Whether you have an iPhone, Samsung, or even a Google-free Android that you flashed a fully open source bootloader on and use pure 100% open source Android, its modem is running proprietary baseband software which is rarely if ever audited and almost certainly has multiple 0 days known by intelligence agencies (if you're lucky) as well as criminal organizations (if you're not) which can take over the entire device.
known by intelligence agencies (if you're lucky) as well as criminal organizations (if you're not)
Given how little they get paid, likely they supplement their income by selling to the underworld. I mean, we are at the times where the police is not capable of investigating a party they had their own people at...
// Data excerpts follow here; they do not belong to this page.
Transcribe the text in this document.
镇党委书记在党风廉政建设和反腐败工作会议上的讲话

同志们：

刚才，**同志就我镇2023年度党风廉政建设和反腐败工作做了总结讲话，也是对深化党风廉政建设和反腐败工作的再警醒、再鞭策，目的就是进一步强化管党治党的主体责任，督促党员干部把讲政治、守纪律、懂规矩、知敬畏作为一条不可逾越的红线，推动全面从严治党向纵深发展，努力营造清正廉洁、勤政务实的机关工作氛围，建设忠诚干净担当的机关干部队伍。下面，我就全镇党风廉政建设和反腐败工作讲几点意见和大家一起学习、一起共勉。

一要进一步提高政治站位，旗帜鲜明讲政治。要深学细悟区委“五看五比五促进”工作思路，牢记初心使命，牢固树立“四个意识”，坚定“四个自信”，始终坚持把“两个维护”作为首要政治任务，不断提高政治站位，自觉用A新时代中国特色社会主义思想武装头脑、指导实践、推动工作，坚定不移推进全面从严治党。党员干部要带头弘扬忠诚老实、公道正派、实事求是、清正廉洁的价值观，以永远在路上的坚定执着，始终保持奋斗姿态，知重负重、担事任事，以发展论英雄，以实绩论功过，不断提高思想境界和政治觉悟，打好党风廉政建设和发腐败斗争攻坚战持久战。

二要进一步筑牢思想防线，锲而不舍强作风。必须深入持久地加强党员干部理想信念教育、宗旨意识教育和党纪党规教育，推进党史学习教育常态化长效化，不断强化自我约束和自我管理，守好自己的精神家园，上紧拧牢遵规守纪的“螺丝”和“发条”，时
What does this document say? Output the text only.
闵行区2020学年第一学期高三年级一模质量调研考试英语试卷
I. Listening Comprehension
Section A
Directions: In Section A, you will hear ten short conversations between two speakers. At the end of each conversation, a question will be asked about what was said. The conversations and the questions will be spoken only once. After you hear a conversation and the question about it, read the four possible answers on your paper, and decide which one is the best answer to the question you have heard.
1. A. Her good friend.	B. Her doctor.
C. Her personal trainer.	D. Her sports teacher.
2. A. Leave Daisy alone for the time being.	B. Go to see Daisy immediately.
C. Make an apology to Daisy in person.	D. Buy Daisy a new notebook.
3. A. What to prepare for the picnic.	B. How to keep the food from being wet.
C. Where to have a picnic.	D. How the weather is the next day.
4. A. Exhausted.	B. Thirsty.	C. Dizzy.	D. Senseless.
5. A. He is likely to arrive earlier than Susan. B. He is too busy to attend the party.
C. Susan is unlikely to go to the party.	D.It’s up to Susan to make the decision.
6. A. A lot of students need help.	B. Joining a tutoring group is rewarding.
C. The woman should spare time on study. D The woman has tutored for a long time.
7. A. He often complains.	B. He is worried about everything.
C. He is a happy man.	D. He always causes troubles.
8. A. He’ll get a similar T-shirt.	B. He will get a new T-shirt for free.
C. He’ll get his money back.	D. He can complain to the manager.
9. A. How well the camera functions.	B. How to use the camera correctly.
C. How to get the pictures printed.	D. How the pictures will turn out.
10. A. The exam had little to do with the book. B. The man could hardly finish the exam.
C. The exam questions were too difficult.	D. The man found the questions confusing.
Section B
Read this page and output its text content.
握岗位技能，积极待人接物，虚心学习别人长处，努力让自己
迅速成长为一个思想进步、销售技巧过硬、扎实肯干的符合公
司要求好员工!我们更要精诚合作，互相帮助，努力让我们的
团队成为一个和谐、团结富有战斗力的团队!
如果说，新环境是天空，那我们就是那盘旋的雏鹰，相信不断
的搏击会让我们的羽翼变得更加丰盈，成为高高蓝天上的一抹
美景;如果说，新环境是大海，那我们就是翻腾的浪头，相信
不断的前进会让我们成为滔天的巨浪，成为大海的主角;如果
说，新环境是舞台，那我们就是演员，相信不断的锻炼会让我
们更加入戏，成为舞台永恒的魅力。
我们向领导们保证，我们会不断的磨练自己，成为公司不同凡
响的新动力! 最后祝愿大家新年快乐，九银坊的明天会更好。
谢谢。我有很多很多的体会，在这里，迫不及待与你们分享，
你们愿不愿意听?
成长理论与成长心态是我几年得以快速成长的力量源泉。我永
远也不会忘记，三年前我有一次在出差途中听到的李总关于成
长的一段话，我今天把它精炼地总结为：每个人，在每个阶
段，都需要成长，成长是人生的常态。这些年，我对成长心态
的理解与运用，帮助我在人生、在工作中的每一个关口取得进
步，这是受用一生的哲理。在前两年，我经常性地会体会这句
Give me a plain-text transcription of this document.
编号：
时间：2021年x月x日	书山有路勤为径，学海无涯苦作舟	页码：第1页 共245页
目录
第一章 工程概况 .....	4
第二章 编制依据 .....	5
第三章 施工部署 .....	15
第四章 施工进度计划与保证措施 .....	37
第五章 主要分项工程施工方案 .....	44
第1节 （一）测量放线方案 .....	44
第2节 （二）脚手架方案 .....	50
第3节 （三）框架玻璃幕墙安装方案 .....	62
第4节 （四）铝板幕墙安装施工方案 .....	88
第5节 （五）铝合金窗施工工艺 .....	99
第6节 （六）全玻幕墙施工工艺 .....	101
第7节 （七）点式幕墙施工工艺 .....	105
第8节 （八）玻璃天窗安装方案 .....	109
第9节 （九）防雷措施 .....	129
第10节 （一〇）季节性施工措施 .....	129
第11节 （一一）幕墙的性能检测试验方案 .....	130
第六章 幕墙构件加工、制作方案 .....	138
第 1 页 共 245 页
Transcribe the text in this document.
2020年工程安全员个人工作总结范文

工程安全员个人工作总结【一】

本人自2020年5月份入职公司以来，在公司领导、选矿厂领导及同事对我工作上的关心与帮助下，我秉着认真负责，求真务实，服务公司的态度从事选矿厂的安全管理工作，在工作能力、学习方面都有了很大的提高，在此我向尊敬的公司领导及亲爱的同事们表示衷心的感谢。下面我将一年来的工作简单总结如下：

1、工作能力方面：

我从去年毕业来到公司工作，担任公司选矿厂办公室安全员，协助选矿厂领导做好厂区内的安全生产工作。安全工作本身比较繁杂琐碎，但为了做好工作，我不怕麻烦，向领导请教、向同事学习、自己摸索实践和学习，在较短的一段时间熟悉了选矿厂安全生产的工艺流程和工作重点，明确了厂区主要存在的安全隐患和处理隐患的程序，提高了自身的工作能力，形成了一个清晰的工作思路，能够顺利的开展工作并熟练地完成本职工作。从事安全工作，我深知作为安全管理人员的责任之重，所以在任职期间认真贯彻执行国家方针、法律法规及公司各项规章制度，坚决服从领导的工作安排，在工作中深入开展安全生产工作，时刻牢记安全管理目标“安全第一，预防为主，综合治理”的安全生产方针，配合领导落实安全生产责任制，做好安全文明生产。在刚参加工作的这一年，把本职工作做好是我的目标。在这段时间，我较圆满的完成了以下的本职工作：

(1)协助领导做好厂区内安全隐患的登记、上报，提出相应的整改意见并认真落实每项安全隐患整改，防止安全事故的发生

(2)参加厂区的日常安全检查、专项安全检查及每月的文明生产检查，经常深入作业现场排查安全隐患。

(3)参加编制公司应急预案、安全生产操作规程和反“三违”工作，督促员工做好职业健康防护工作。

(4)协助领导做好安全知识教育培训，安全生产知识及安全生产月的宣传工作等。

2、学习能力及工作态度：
UNISOC is a 21-year-old chip designer based in China that spent the first 17 years of life known as Spreadtrum Communications, and that by 2011 was supplying chips for more than half of the mobile phones in the country. In 2018, the company changed its name to UNISOC.
So he started when he was only 4? I know there is this stereotype that Asian children are much smarter, but this is like next level!
When I was 4 I was trying to drink water from a puddle and they were designing chips!
I was reading medical and other science books when I was 5... but did not start a company. (I look back at how hilarious it must have been back in 1966 when *they* tried to hold me BACK in kindergarten for "Improper Social Development" yet I was reading a 1st year medical book given to me by the family doctor, and due to mother and doctor they were FORCED to give me an I.Q. test, which included Rorshach drawings - one looked like a bat, and another looked like cells dividing so I said "cellular mitosis" since I wanted to impress the teacher with big words being not quite 6, and the teacher said "whu?" and I repeated and added "See those look like the chromosomes dividing". She left the room and I waited forever, thought I was in trouble - for being "smart". Test continued and I played with blocks for a while as some guy used a stop watch. I heard later I was pegged high off of the IQ scale - and NO SHIT, THIS REALLY HAPPENED - and *they* wanted to HOLD ME BACK in KINDERGARTEN for IMPROPER SOCIAL DEVELOPMENT (and, of course, DRUG me) - like a bunch of SOCIALISTS - in 1966! Hell I had nothing in common with other 5-6 year old kids, so what the hell?)
UNISOC, UNISCO, you only missed UNICOS, which would have confused we old folk.
re: the article,
I hope they weren't testing outside of a controlled environment.
This is the kind of bug that you expect to be demo'd at hacking conventions, but not by a participant, but by someone in the audience...
> The smartphone modem is a prime target for hackers
So I guess it's okay that only the most recent phones get a slim chance at patches...
(For the record I have been using Android smartphones since Android 2.4, but I'm hesitating to continue this way. Hesitation only due to the lack of options, iApples being only marginally more secure.)
...in large part to the increase in online mobile payments, the use of mobile devices for tasks that involve sensitive information – such as banking information and credit card and social security numbers
My bank keeps trying to get me to download their app for my phone. I keep wondering why they think my phone is secure. What do they know about my phone that I don't?
> doesn’t mean you have a payment system
The app can make money transfers, can't it? So all the hacker has to do is to transfer your money to a mule. Or, less ambitious, just use it to circumvent 2FA.
Never forget, whoever controls your banking app controls your bank account.
> I keep wondering why they think my phone is secure.
Because if your phone app gets hacked it's your problem, not theirs.
On the other hand having all customers on a (TCP/IP) leash simplifies their herding management and alleviates need for brick & mortar branches. So for them it's win-win. For you and me it's Russian roulette (and given the apps of some banks, Russian roulette with a semiautomatic pistol instead of a revolver...).